GALLERIA STORICA
“La Direttissima Bologna – Firenze – 2014 -1934”
(80° anniversario).
Un’altra interessante opera dello storico Romano Colombazzi che ripercorre la storia della costruzione della ferrovia attuale che collega Bologna a Firenze.
Di forte impatto le numerose immagini dell’epoca che testimoniano l’impresa condotta a termine.
Commenti descrittivi accompagnano le immagini.
Sono trascorsi 80 anni dall’inaugurazione della linea ferroviaria “Direttissima” Bologna-Firenze avvenuta il 22 Aprile 1934.
La ferrovia Bologna-Firenze ha una storia particolare e di lunga durata.
Nel 1864 venne aperta la “Porrettana” che collegava Bologna a Pistoia e risultò una vera perla architettonica, ancora oggi ammirata per le sue ineguagliate bellezze.
La linea non era così funzionale e pratica ad un collegamento veloce fra nord e sud: molte curve, forti pendenze, lunghi tempi di percorrenza.
Così una delle prime esigenze del nuovo Regno tornò ad essere un collegamento veloce tra Bologna e Firenze.
Il 25 marzo 1882 il bolognese Antonio Zanoni pubblicava una memoria dal titolo ”Bologna nei suoi rapporti coll’Alta Italia e Roma”, riaccendendo le polemiche sulla mancanza di un attraversamento dell’Appennino più facile di quello della Porrettana e con lo sbocco diretto a Firenze.
Finalmente si muoveva anche il Governo Italiano istituendo, l’8 Novembre 1902, una Commissione presieduta dall’Ing.
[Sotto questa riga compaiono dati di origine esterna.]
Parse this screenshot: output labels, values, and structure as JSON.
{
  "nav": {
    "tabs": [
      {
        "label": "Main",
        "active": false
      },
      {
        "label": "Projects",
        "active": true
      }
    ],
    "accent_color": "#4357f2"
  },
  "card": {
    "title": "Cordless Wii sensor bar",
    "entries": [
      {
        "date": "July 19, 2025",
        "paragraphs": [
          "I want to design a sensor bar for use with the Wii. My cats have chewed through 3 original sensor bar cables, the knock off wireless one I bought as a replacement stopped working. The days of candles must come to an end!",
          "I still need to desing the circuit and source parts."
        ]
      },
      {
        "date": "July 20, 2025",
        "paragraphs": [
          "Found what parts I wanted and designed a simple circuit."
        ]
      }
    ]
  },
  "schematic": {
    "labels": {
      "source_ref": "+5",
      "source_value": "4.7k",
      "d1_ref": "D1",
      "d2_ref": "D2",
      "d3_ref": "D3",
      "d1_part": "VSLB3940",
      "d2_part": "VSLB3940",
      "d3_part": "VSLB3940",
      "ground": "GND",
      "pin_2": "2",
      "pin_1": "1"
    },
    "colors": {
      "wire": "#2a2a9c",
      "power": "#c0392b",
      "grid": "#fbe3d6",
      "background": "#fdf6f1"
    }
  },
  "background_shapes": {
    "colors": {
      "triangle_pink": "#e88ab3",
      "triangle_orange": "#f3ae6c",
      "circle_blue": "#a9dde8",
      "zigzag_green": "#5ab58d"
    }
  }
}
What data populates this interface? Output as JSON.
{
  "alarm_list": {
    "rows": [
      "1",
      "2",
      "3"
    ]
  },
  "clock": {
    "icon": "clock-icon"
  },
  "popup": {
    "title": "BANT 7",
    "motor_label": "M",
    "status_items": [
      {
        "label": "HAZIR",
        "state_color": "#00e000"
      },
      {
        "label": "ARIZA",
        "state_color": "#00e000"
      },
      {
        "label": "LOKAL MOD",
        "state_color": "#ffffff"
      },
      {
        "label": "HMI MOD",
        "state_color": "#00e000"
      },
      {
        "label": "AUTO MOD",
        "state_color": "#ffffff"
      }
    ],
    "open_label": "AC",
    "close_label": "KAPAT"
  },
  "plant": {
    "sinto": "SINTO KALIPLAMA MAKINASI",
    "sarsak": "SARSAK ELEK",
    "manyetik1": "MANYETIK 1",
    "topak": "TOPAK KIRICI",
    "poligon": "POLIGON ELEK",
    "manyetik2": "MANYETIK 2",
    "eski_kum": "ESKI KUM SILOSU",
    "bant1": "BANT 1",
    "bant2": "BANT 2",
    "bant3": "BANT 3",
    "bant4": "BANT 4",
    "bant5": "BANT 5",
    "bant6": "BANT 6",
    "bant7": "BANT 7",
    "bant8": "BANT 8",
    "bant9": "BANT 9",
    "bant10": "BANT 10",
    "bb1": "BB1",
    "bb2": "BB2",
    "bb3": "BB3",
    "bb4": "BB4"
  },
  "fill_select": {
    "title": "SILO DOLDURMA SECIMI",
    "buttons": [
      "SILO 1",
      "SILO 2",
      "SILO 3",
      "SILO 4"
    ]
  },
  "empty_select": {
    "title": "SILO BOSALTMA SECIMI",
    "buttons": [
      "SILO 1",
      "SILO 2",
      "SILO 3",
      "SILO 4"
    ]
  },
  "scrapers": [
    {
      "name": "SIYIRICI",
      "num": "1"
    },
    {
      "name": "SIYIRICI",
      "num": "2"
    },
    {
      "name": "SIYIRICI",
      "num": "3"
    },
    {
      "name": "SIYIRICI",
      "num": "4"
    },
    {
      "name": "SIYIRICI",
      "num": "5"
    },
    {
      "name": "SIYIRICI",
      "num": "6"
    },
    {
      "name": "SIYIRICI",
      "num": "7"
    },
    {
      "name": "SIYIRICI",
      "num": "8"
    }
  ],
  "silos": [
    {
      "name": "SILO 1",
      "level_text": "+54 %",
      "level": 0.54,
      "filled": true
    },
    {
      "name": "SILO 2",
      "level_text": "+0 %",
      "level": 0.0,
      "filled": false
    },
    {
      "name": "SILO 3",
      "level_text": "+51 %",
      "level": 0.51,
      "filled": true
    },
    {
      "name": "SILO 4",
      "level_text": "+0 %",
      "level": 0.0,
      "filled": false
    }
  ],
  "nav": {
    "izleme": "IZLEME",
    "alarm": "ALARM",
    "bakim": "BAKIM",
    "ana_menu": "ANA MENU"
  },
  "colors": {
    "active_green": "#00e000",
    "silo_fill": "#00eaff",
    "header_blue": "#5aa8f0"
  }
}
Giuseppe Colombo, al fine di scegliere il tracciato migliore tra i 6 proposti.
Mentre da una parte si dà inizio ai lavori per la costruzione della Faentina e della Pontremolese, per la “Direttissima” si moltiplicano i progetti, ben 6 e cioè il tracciato Zanoni, Protche, Sugliano, De Gaetani, Naldoni, Mercanti.
Dopo 6 anni il Governo fa propria la proposta della Commissione Colombo che prediligeva il tracciato Sugliano, ingegnere della Direzione Costruzioni Ferroviarie, il quale non studiò un progetto nuovo ma si servì dei progetti Zanoni-Protche, molto simili, eliminando i più vistosi difetti quali l’eccesiva pendenza dello Zanoni (15 ‰) e il percorso in terreni franosi del Protche.
La proposta è convertita nella legge n.444 del 12 luglio 1908 per la costruzione di una linea Direttissima Bologna-Firenze con una spesa di
L. 150.000.000.
Lungo tempo si impiegò nei lavori di rilievo e di redazione del progetto esecutivo.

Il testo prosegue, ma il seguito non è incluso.